Как только Эдем показал свой паспорт жителя Европейского Сообщества, регистратор в «Бельвю» просто бросил на стол регистрационную карточку и спросил англичанина, каким образом тот собирается оплачивать счет.
— Через «Америкэн экспресс». — Эдем написал в карточке: «Мистер и миссис Нихолсон». Адрес же он дал фальшивый: «Маркет Харборо в Мидленде».
В тот день в три часа пополудни четырехколесный «ауди», не обращая внимания на сгущавшийся туман, мчался от Нордхаузена по направлению к Лейпцигу и Дрездену. Но ведшая туда с запада магистраль 80 продолжалась в лучших традициях восточногерманских дорог, и при снегопаде по ней было трудно ехать без разделительных полос и условных обозначений, которые на территории Европейского Сообщества считаются само собой разумеющимся. Это замедлило их движение. Но, по крайней мере, таковы были условия для всех машин, и Эдем вскоре убедился, что за ним никто не следит. В течение всей ночи, тех семи часов, которые им потребовались, чтобы покрыть расстояние в сто двадцать километров до Лейпцига, они не встретили ни одной машины, пока не попали в движение часа пик у границы города. Они позавтракали, выехали на автобан и следовали по нему до Дрездена. К этому времени прекратился снег, а тот, который выпал, стал быстро таять. Характерно, что Эдем решил остановиться в лучшем отеле Дрездена. Он почувствовал несказанное удовлетворение, проходя по вестибюлю, где толпились бизнесмены, говорившие (по крайней мере, половина из них) по-английски.
Их номер на четвертом этаже выходил окнами на Эльбу. Тем же видом наслаждался Гроб Митцер, когда в последний раз встречался с Фриком в День Нового года.
— Добро пожаловать в цивилизацию, — сказал Эдем, когда Билли принялась распаковывать вещи. — У них действительно есть здесь обслуживание номеров. Хотите чего-нибудь?
— Все, что можно. Я умираю от голода.
Он заказал яйца по-бенедиктински и сандвич с бифштексом для обоих, затем прошел в мини-бар и налил для себя эвианской воды и кока-колы для Билли.
Официант по обслуживанию номеров через двадцать минут появился с их заказом и приготовил столик в гостиной.
— Вы говорите по-английски? — спросил Эдем, наблюдая за официантом. Он решил по-прежнему делать вид, что не говорит по-немецки.
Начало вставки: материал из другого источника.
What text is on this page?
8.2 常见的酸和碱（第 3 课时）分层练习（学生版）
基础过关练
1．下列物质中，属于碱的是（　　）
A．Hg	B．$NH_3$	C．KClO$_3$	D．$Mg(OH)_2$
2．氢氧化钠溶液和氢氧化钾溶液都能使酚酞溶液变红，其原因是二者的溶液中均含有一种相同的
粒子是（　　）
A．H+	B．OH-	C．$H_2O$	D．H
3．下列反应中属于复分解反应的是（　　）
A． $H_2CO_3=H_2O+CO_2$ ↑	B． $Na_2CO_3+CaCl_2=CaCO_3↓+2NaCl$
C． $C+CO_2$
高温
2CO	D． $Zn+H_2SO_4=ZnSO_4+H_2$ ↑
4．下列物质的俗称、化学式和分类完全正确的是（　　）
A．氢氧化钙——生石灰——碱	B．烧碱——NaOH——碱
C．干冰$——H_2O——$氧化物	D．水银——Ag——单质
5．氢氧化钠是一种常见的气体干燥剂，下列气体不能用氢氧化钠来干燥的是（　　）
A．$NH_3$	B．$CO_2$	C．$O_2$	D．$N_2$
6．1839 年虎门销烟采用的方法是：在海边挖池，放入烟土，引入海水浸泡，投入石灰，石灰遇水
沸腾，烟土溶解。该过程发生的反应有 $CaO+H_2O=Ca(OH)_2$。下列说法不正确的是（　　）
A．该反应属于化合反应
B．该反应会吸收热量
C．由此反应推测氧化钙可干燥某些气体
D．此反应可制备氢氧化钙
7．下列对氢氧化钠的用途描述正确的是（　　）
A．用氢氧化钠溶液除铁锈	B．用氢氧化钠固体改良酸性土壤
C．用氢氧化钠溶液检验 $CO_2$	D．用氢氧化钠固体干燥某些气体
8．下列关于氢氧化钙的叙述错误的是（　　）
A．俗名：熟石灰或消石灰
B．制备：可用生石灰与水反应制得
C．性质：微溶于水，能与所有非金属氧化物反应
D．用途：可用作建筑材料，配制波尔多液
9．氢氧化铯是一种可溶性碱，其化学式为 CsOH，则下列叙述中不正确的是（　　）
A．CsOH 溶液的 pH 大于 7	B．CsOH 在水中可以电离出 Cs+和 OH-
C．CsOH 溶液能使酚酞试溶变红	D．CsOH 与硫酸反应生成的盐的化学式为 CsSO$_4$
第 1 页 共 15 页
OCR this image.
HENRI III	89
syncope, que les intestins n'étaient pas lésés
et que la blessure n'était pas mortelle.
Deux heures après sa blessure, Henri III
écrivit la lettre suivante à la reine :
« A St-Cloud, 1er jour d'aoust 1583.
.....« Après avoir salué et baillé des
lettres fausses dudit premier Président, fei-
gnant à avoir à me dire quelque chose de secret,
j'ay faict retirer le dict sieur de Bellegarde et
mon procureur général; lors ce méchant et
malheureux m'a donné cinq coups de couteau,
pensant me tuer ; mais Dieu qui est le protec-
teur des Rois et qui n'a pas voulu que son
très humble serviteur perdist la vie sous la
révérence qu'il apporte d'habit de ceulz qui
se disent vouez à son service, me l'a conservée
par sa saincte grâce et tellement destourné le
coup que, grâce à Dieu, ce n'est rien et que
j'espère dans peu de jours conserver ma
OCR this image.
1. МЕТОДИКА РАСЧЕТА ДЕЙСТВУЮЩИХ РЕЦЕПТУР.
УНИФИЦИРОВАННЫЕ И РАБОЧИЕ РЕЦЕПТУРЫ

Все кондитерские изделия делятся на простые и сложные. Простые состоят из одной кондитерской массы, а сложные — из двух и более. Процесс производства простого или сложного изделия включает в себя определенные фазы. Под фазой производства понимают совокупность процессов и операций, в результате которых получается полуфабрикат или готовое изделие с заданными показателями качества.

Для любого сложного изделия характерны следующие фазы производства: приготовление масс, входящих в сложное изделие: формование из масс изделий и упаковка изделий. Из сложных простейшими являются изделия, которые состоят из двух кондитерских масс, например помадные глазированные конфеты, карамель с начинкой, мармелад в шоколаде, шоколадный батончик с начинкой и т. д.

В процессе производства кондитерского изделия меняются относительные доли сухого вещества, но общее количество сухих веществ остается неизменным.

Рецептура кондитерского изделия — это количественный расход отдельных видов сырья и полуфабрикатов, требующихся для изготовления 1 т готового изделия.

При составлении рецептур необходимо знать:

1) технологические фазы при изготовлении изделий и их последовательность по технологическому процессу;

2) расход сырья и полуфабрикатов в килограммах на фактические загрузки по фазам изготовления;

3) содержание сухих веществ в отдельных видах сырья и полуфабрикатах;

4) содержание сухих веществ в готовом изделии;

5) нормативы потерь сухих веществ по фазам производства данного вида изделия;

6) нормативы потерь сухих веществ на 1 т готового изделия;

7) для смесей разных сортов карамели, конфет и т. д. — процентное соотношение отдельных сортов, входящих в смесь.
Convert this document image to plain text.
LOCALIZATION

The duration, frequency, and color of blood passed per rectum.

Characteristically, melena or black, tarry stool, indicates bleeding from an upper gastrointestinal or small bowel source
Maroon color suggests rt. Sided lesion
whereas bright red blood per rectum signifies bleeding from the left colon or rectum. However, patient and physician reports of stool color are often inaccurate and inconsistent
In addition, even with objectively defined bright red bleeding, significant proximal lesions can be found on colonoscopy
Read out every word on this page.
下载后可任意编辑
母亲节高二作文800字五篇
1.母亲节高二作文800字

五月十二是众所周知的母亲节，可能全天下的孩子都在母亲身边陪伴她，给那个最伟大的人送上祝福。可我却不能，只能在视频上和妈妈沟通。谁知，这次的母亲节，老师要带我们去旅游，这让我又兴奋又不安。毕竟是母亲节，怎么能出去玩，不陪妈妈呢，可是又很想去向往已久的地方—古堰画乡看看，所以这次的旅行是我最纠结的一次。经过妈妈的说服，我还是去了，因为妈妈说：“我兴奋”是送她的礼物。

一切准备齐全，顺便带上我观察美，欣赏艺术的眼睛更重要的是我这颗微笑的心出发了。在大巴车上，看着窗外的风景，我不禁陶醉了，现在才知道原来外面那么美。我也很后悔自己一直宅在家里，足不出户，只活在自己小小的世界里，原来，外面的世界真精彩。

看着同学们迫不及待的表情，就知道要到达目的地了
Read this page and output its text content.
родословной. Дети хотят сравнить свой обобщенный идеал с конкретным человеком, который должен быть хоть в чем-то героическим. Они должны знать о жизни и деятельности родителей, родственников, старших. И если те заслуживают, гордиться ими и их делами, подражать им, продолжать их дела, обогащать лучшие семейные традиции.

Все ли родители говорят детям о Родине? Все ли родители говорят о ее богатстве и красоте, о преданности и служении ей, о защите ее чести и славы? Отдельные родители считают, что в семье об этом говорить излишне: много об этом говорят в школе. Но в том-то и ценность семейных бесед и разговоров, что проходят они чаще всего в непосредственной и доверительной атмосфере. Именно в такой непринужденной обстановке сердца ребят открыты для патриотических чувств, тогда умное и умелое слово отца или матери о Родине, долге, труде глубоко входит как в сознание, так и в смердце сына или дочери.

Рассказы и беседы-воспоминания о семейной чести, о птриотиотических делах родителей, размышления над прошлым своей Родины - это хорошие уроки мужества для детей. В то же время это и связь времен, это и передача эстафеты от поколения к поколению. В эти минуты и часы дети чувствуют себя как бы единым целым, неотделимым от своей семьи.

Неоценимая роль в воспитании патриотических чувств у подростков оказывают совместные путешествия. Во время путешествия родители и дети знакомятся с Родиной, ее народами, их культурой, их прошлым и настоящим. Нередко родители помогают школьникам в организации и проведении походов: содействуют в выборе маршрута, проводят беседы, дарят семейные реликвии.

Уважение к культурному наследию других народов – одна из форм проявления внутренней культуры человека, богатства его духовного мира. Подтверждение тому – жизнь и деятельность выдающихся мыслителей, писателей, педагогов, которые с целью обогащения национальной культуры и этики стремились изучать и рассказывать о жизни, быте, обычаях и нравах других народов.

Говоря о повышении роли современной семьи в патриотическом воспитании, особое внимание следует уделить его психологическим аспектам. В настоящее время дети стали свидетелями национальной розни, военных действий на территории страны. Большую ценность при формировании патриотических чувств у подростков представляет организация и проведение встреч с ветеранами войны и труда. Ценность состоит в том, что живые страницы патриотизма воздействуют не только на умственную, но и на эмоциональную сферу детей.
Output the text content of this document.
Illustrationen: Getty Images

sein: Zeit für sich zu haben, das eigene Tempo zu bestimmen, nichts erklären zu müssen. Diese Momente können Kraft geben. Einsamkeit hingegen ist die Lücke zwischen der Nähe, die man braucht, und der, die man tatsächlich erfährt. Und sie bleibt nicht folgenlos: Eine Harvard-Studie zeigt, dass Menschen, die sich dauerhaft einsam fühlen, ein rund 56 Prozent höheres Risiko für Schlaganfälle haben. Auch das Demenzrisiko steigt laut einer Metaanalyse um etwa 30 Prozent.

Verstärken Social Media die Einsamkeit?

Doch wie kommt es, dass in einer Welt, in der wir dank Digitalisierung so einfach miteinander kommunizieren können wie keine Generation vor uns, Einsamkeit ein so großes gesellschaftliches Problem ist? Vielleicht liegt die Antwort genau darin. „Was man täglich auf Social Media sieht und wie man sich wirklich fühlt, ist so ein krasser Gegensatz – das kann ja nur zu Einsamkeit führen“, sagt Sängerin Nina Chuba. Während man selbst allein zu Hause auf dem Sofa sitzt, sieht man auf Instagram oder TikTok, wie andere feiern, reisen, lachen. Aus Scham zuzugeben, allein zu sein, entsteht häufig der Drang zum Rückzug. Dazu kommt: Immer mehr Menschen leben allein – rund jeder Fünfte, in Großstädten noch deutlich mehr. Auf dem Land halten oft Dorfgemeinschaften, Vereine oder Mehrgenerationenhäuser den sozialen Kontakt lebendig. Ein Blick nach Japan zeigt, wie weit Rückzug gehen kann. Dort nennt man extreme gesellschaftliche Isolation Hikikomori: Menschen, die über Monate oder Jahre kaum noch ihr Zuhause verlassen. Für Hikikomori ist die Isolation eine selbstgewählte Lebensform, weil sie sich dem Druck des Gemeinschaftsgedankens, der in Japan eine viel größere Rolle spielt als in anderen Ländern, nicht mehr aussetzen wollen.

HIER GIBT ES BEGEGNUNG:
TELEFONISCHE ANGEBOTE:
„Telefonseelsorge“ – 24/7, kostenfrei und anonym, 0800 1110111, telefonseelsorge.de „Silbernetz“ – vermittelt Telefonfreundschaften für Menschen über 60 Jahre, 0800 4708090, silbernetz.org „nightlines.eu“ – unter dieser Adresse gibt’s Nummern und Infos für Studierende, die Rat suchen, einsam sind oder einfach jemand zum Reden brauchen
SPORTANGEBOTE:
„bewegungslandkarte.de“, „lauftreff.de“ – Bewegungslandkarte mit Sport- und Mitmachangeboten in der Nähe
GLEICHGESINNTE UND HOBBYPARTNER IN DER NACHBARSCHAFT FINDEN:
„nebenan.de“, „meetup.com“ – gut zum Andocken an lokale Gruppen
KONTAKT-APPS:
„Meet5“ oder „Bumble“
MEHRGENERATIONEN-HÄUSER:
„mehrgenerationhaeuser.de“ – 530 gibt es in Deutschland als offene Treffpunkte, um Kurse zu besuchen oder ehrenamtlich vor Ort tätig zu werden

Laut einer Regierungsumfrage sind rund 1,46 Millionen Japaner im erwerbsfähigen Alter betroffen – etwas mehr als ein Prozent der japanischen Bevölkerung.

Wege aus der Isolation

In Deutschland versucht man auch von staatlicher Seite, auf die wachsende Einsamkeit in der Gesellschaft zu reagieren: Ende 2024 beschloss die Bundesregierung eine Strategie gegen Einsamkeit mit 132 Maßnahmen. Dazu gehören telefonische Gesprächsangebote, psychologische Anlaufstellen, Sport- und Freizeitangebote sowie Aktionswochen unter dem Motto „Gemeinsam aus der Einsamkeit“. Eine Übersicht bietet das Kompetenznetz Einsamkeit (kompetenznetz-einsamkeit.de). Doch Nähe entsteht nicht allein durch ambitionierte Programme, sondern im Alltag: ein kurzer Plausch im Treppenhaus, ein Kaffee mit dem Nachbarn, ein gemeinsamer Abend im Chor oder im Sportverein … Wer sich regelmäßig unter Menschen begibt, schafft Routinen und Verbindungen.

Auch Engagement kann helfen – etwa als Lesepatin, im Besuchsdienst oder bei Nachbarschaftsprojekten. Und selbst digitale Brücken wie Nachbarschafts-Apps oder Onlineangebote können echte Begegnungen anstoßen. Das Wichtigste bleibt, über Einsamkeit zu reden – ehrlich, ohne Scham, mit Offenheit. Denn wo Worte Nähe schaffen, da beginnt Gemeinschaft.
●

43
— Немного, — ответил официант, накрывая на стол.
— Вы живете в Дрейздене?
— Ja. Здесь, в Дрейздене.
— Это есть приятно, — сказал Эдем, сознательно коверкая английский язык, как это делают обычно иностранцы в чужой стране. — Знаете Haide?
— Was ist? Что такое? (нем.)
— Heide. Место, Дрейзден.
— Ja. In Dresden.
— Heide. Знаете ли… Heide?
Официант пожал плечами и сосредоточился на своем занятии.
— Дрезден, — продолжал Эдем.
— Ja. In Dresden. Вы, — немец показал на Эдема, — Дрезден. Здесь.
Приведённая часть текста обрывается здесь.